The scheme recognises UC transitional protections for pension-age claimants but counts the same protection as income for working-age. Either there is a reasoned policy basis—or there is a design defect. Residents deserve a published explanation.
The MP has intervened and asked FHDC to engage with these points. The resident has filed a formal s.13A(1)(c) application and requested an EIA. In the meantime, the Council can pause recovery and stop avoidable harm while decisions are made.
This is not a question of administrative convenience. It is a test of fairness, legality, and leadership—and it is happening now, not next April.
Closing
Council tax is compulsory; fairness in how it is assessed should be too. When a protection designed to prevent loss is used as income to justify one, something has gone wrong in the machinery of local policy.

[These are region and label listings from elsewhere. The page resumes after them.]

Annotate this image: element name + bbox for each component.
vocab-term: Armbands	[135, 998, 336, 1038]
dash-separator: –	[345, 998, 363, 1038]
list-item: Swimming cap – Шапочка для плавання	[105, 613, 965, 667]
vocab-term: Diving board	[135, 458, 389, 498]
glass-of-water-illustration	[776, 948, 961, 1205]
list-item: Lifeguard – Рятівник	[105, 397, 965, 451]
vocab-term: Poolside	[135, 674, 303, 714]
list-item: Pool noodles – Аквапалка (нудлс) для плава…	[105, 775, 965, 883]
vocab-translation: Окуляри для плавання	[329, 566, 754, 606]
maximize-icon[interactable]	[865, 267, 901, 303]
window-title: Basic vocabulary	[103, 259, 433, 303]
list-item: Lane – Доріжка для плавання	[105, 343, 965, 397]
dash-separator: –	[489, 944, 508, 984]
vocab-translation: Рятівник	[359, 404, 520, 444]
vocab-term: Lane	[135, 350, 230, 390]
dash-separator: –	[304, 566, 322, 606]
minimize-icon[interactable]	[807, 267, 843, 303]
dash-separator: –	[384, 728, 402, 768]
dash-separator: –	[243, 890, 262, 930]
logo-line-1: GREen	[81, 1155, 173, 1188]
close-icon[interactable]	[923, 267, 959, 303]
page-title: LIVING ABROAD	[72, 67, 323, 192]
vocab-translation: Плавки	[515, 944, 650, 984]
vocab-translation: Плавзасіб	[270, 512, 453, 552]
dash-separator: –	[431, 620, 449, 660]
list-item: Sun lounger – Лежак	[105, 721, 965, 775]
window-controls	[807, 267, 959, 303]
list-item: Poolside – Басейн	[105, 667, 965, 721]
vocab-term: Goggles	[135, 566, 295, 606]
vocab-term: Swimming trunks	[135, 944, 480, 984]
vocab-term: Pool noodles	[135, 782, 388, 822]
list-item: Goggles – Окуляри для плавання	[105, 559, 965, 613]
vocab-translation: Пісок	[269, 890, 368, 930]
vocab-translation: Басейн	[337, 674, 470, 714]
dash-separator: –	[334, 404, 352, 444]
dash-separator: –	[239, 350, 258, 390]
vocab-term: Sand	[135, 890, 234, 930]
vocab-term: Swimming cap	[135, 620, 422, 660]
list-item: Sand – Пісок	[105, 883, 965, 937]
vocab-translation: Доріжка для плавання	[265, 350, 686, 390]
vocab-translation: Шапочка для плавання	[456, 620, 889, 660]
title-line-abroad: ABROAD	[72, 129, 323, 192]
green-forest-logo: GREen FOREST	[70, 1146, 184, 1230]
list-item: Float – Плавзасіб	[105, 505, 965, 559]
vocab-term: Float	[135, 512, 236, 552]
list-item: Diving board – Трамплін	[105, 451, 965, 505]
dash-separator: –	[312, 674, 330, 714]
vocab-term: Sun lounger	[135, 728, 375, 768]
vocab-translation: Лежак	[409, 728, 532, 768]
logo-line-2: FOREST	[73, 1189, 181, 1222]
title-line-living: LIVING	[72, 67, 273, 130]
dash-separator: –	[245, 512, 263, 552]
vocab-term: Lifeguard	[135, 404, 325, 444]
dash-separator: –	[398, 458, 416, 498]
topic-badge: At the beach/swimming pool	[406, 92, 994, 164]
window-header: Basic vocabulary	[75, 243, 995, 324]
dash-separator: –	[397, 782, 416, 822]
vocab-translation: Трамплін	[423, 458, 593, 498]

FHDC does not need to wait for 2026/27 to do the right thing. The law already gives it the lever: s.13A(1)(c)—for a class or a case, quickly, lawfully, and at targeted cost. Pair that with a transparent CTR-specific EIA and a reasoned explanation for the pension-age/working-age split, and the Council can turn a quiet injustice into a plain example of good administration.
If the Council acts, disabled residents will be protected from a double hit that was never meant to happen. If it does not, it will be choosing to leave a known inequity in place. The public can tell the difference.